別冊正論26号「『南京』斬り」(日工ムック) より

家近亮子(敬愛大学教授)


 1937(昭和12)年12月に起きた南京事件は、日本と中国との間の歴史認識問題の最大の争点となってきた。2012年11月に中国共産党総書記に就任した習近平は南京事件を重視し、2014年に12月13日の「南京大虐殺記念日」を「国家哀悼の日」へと格上げした。

 また、戦後70周年にあたる2015年2月、新華社は「抗日戦争記念施設の保全、利用を進め、愛国主義教育強化の機能を十分に発揮させる」とする習近平の指示を伝えた。そして、中国は同年10月「南京大虐殺関連文書」をユネスコの世界記憶遺産に登録することに成功した。
 

戦時中と戦後の報道の落差

 南京事件をどう見るか。
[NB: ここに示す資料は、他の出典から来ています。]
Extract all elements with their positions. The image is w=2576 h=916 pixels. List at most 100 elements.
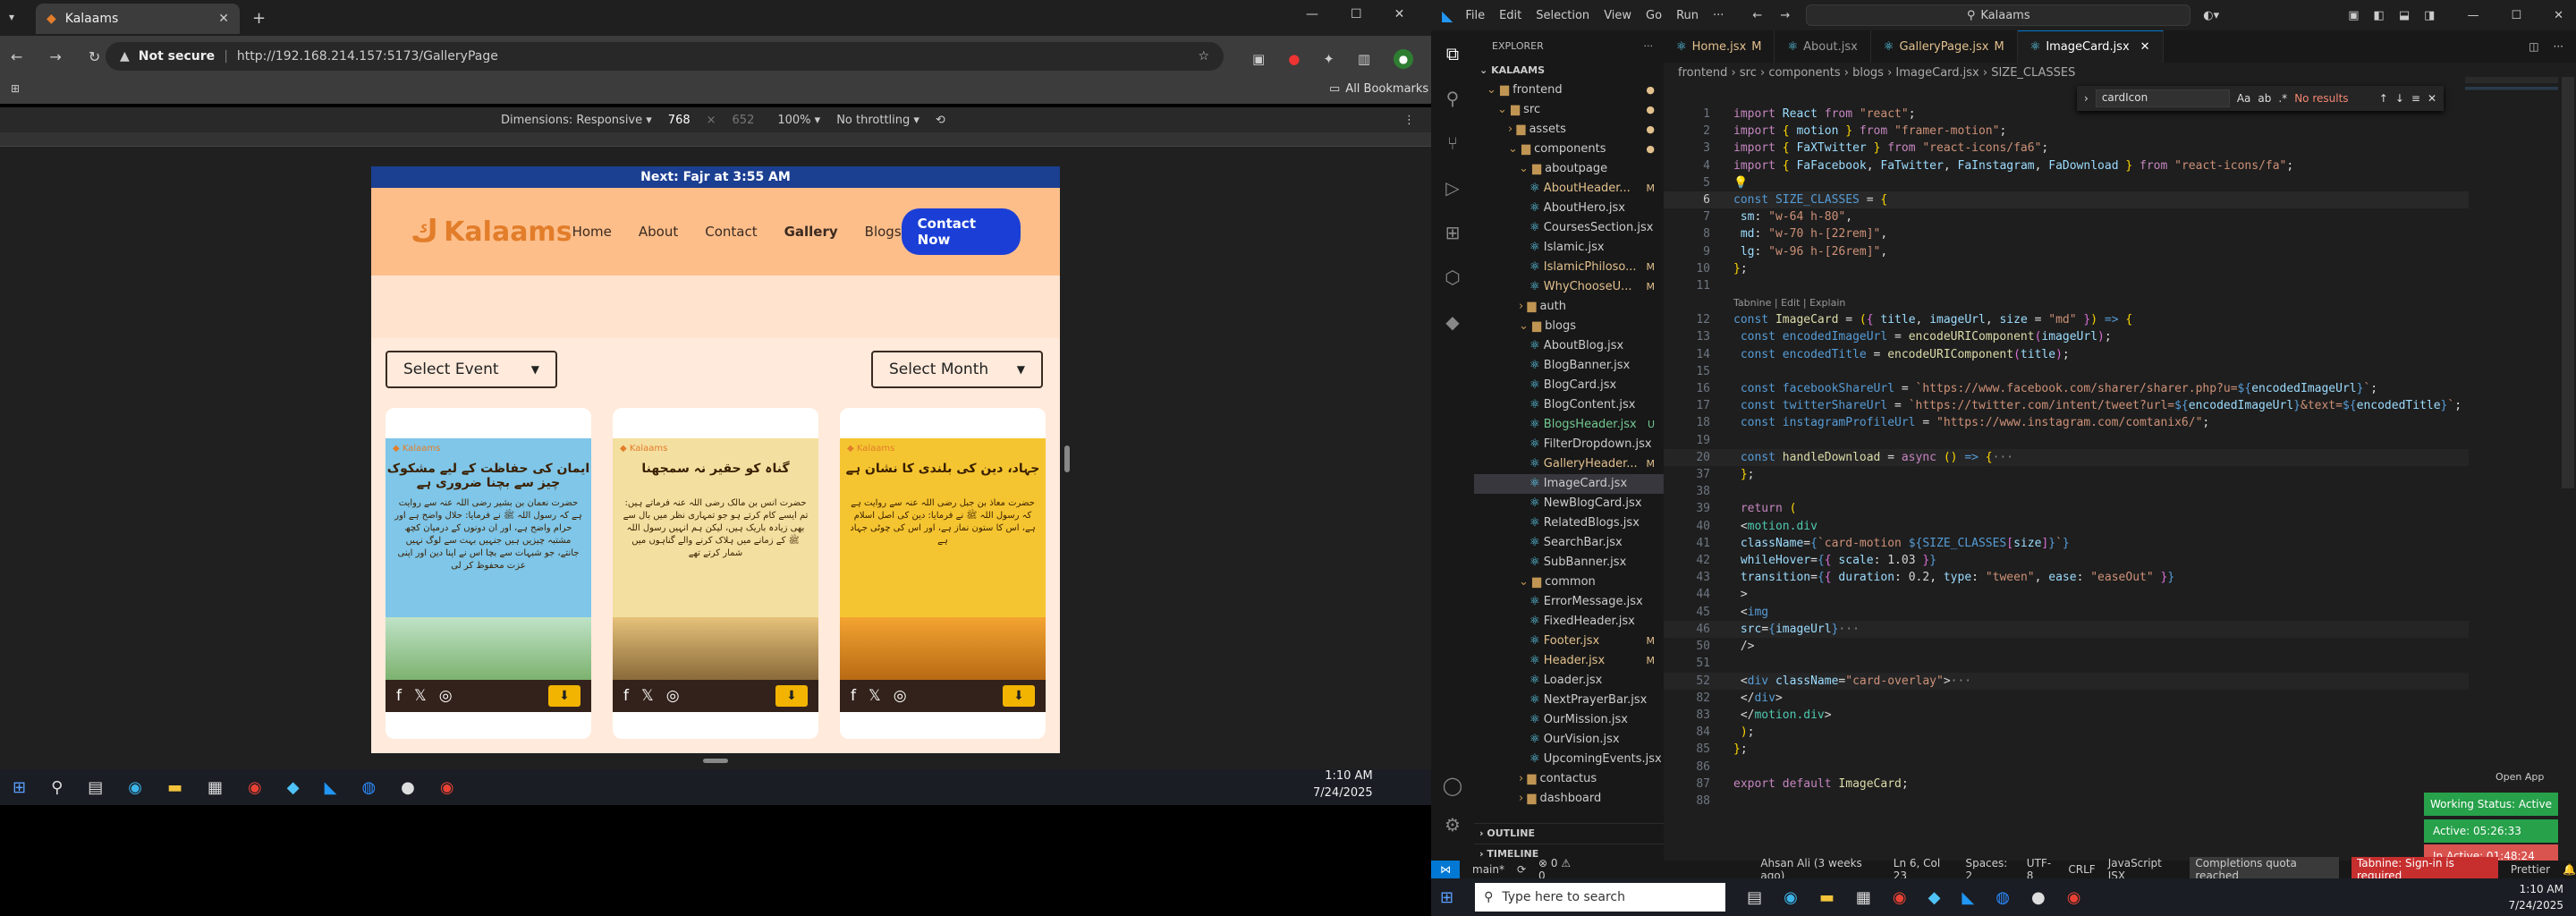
close-window-icon[interactable]: ✕ [1394, 7, 1405, 21]
tab-search-icon[interactable]: ▾ [9, 11, 23, 25]
notifications-icon[interactable]: 🔔 [2563, 863, 2576, 876]
run-debug-icon[interactable]: ▷ [1445, 177, 1459, 199]
nav-gallery[interactable]: Gallery [784, 224, 838, 240]
code-line[interactable]: 44 > [1664, 586, 2469, 603]
code-line[interactable]: 52 <div className="card-overlay">··· [1664, 672, 2469, 690]
menu-edit[interactable]: Edit [1499, 9, 1521, 22]
tree-file[interactable]: ⚛ CoursesSection.jsx [1474, 218, 1664, 238]
copilot-icon[interactable]: ◐▾ [2203, 9, 2219, 22]
viewport-resize-handle-bottom[interactable] [703, 759, 728, 763]
code-line[interactable]: 88 [1664, 793, 2469, 810]
tree-file[interactable]: ⚛ RelatedBlogs.jsx [1474, 513, 1664, 533]
match-case-icon[interactable]: Aa [2237, 92, 2251, 105]
nav-blogs[interactable]: Blogs [865, 224, 902, 240]
record-extension-icon[interactable]: ● [1288, 51, 1300, 67]
tree-folder[interactable]: › ▆ assets ● [1474, 120, 1664, 140]
tree-file[interactable]: ⚛ ImageCard.jsx [1474, 474, 1664, 494]
more-actions-icon[interactable]: ··· [1644, 40, 1654, 52]
back-icon[interactable]: ← [11, 48, 22, 65]
code-line[interactable]: 20 const handleDownload = async () => {·… [1664, 448, 2469, 467]
code-line[interactable]: 46 src={imageUrl}··· [1664, 620, 2469, 639]
menu-run[interactable]: Run [1676, 9, 1699, 22]
lightbulb-icon[interactable]: 💡 [1733, 176, 1748, 190]
tree-file[interactable]: ⚛ AboutHero.jsx [1474, 199, 1664, 218]
select-event-dropdown[interactable]: Select Event ▼ [386, 351, 557, 388]
instagram-icon[interactable]: ◎ [666, 687, 680, 705]
tree-folder[interactable]: › ▆ auth [1474, 297, 1664, 317]
code-line[interactable]: 19 [1664, 432, 2469, 449]
toggle-secondary-sidebar-icon[interactable]: ◨ [2424, 9, 2435, 22]
code-line[interactable]: 87 export default ImageCard; [1664, 776, 2469, 793]
height-input[interactable]: 652 [733, 114, 755, 127]
file-explorer-icon[interactable]: ▬ [167, 778, 182, 797]
device-more-icon[interactable]: ⋮ [1403, 114, 1415, 127]
previous-match-icon[interactable]: ↑ [2379, 92, 2388, 105]
url-text[interactable]: http://192.168.214.157:5173/GalleryPage [237, 49, 498, 64]
facebook-icon[interactable]: f [851, 687, 856, 705]
toggle-panel-icon[interactable]: ⬓ [2399, 9, 2410, 22]
code-line[interactable]: 18 const instagramProfileUrl = "https://… [1664, 414, 2469, 431]
tree-folder[interactable]: ⌄ ▆ frontend ● [1474, 81, 1664, 100]
tree-file[interactable]: ⚛ SubBanner.jsx [1474, 553, 1664, 572]
back-icon[interactable]: ← [1752, 9, 1762, 22]
prettier-status[interactable]: Prettier [2511, 863, 2550, 876]
code-line[interactable]: 50 /> [1664, 638, 2469, 655]
chrome-icon[interactable]: ◉ [1893, 888, 1907, 907]
code-line[interactable]: 13 const encodedImageUrl = encodeURIComp… [1664, 328, 2469, 345]
address-bar[interactable]: ▲ Not secure | http://192.168.214.157:51… [106, 42, 1224, 71]
dimensions-select[interactable]: Dimensions: Responsive ▾ [501, 114, 652, 127]
code-line[interactable]: 4 import { FaFacebook, FaTwitter, FaInsta… [1664, 157, 2469, 174]
chrome-icon[interactable]: ◉ [248, 778, 262, 797]
open-app-link[interactable]: Open App [2496, 771, 2544, 783]
breadcrumb[interactable]: frontend › src › components › blogs › Im… [1664, 63, 2576, 82]
windows-start-icon[interactable]: ⊞ [1440, 888, 1453, 907]
sync-icon[interactable]: ⟳ [1517, 863, 1526, 876]
reload-icon[interactable]: ↻ [89, 48, 100, 65]
bookmark-star-icon[interactable]: ☆ [1198, 49, 1209, 64]
gear-icon[interactable]: ⚙ [1445, 814, 1461, 835]
tree-file[interactable]: ⚛ OurMission.jsx [1474, 710, 1664, 730]
tree-file[interactable]: ⚛ BlogContent.jsx [1474, 395, 1664, 415]
code-line[interactable]: 16 const facebookShareUrl = `https://www… [1664, 380, 2469, 397]
toggle-sidebar-icon[interactable]: ◧ [2374, 9, 2385, 22]
warning-icon[interactable]: ▲ [120, 49, 130, 64]
tree-folder[interactable]: › ▆ dashboard [1474, 789, 1664, 809]
all-bookmarks[interactable]: ▭ All Bookmarks [1329, 82, 1428, 96]
branch-status[interactable]: main* [1472, 863, 1504, 876]
more-actions-icon[interactable]: ··· [2554, 40, 2563, 53]
windows-start-icon[interactable]: ⊞ [13, 778, 26, 797]
app-icon[interactable]: ● [401, 778, 415, 797]
line-ending[interactable]: CRLF [2068, 863, 2095, 876]
code-line[interactable]: 17 const twitterShareUrl = `https://twit… [1664, 397, 2469, 414]
layout-icon[interactable]: ▣ [2348, 9, 2359, 22]
zoom-select[interactable]: 100% ▾ [777, 114, 820, 127]
puzzle-icon[interactable]: ✦ [1323, 51, 1335, 67]
download-button[interactable]: ⬇ [775, 685, 808, 707]
contact-now-button[interactable]: Contact Now [901, 208, 1021, 255]
workspace-root[interactable]: ⌄ KALAAMS [1474, 61, 1664, 81]
close-icon[interactable]: ✕ [2428, 92, 2436, 105]
remote-explorer-icon[interactable]: ⬡ [1445, 267, 1460, 288]
tree-folder[interactable]: ⌄ ▆ blogs [1474, 317, 1664, 336]
search-icon[interactable]: ⚲ [1446, 88, 1460, 109]
code-line[interactable]: 11 [1664, 277, 2469, 294]
menu-selection[interactable]: Selection [1536, 9, 1589, 22]
code-line[interactable]: 1 import React from "react"; [1664, 106, 2469, 123]
tab-imagecard[interactable]: ⚛ ImageCard.jsx ✕ [2017, 30, 2164, 63]
task-view-icon[interactable]: ▤ [1747, 888, 1762, 907]
tree-folder[interactable]: ⌄ ▆ components ● [1474, 140, 1664, 159]
forward-icon[interactable]: → [49, 48, 61, 65]
command-center[interactable]: ⚲ Kalaams [1806, 4, 2191, 26]
tree-file[interactable]: ⚛ NewBlogCard.jsx [1474, 494, 1664, 513]
split-editor-icon[interactable]: ◫ [2529, 40, 2538, 53]
gallery-card[interactable]: ◆ Kalaams گناہ کو حقیر نہ سمجھنا حضرت ان… [613, 408, 818, 739]
code-line[interactable]: 2 import { motion } from "framer-motion"; [1664, 123, 2469, 140]
menu-go[interactable]: Go [1646, 9, 1662, 22]
source-control-icon[interactable]: ⑂ [1447, 132, 1458, 154]
code-line[interactable]: 45 <img [1664, 604, 2469, 621]
tab-about[interactable]: ⚛ About.jsx [1775, 30, 1871, 63]
tree-file[interactable]: ⚛ Loader.jsx [1474, 671, 1664, 691]
remote-indicator-icon[interactable]: ⋈ [1431, 861, 1460, 878]
rotate-icon[interactable]: ⟲ [936, 114, 945, 127]
instagram-icon[interactable]: ◎ [894, 687, 907, 705]
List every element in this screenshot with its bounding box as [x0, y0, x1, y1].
その議論は、戦後間もない頃から日本の中では存在した。一般の日本人が南京事件の存在を知ったのは、管見の限り、昭和20年12月8日付の読売報知の記事が最初であった。「惨たる今次戰爭の眞相 恥ずべし南京の大悪虐暴行沙汰 泥沼に墜(お)つ日支事變(じへん)」は、衝撃的な内容となっている。

 ここでは、日本軍が南京を占領してから数日間で捕虜だけではなく、「二萬人からの男女、子供達が殺害された事が報告されてゐる、四週間に亘つて南京は血の海と化し、切りきざまれた肉片が散乱してゐた」「日本軍はかかる事實(じじつ)が外部に漏れることを畏(おそ)れてあらゆるニュースソースに對(たい)して…検閲を行なつた」とある。

 この記事にあるように、南京事件が起きた昭和12年12月12日からの新聞各紙の報道は、南京における日本軍による市民に対する殺害関連の記事はまったくなく、「首都南京」が陥落したことに対する祝賀と「赫赫(かくかく)たる戦果、日本軍のヒューマニズム、銃後の日本国民の惜しみない声援のニュースであふれかえっていた」からである。したがって、一般の日本人は「南京大虐殺事件」を知るよしもなかった。

 日本における南京事件報道が頻繁に行なわれるようになったのは、昭和21年5月3日にいわゆる「東京裁判(極東国際軍事裁判)」が開廷してからである(23年11月12日、判決宣告)。日本に対する昭和20年9月から27年4月まで6年半続いた連合国最高司令官総司令部(GHQ)の占領統治は、実質的にはアメリカ一国に依った。

 昭和21年9月22日、アメリカは「降伏後に於ける米国の初期の対日方針」を発表した。この「第三部―政治」の第二項が「戦争犯罪人(War Criminals)」に関する方針であった。ここでは「戦争犯罪人(連合国の俘虜及びその他の国民に対して残虐な行為をおこなったものを含む)は、逮捕され、最高司令官が組織する裁判にかけられ、有罪となった時は処罰される」ことが謳われている。

 東京裁判はドイツの戦争犯罪を裁くニュルンベルク国際軍事裁判をひな形として開始された。ニュルンベルク裁判においては「裁判所の管轄権は、条例第六条で、『平和に対する罪』『戦争犯罪』および『人道に対する罪』を犯した者に及ぶ」とされ、「これら三カテゴリーの犯罪」を軸に展開されていった。

 昭和21年1月19日マッカーサーは「極東国際軍事裁判所憲章」を公布した。この中でマッカーサーは東京裁判の目的を「平和に対する罪又は平和に対する罪を含む犯罪に付き訴追せられたる個人又は団体員又は其双方の資格に於ける人々の審査の爲」としている。
朝日新聞昭和12年12月25日付「南京は微笑む 城内点描」
朝日新聞昭和12年12月25日付「南京は微笑む 城内点描」

「極東軍事裁判所条例」によると、「平和に対する罪」は「宣言又は無宣言の侵略戦争」もしくは、国際法等に違反する戦争の「計画・準備・開始・遂行」または、それを実行するための共同謀議への参加、にあると規定されたのである。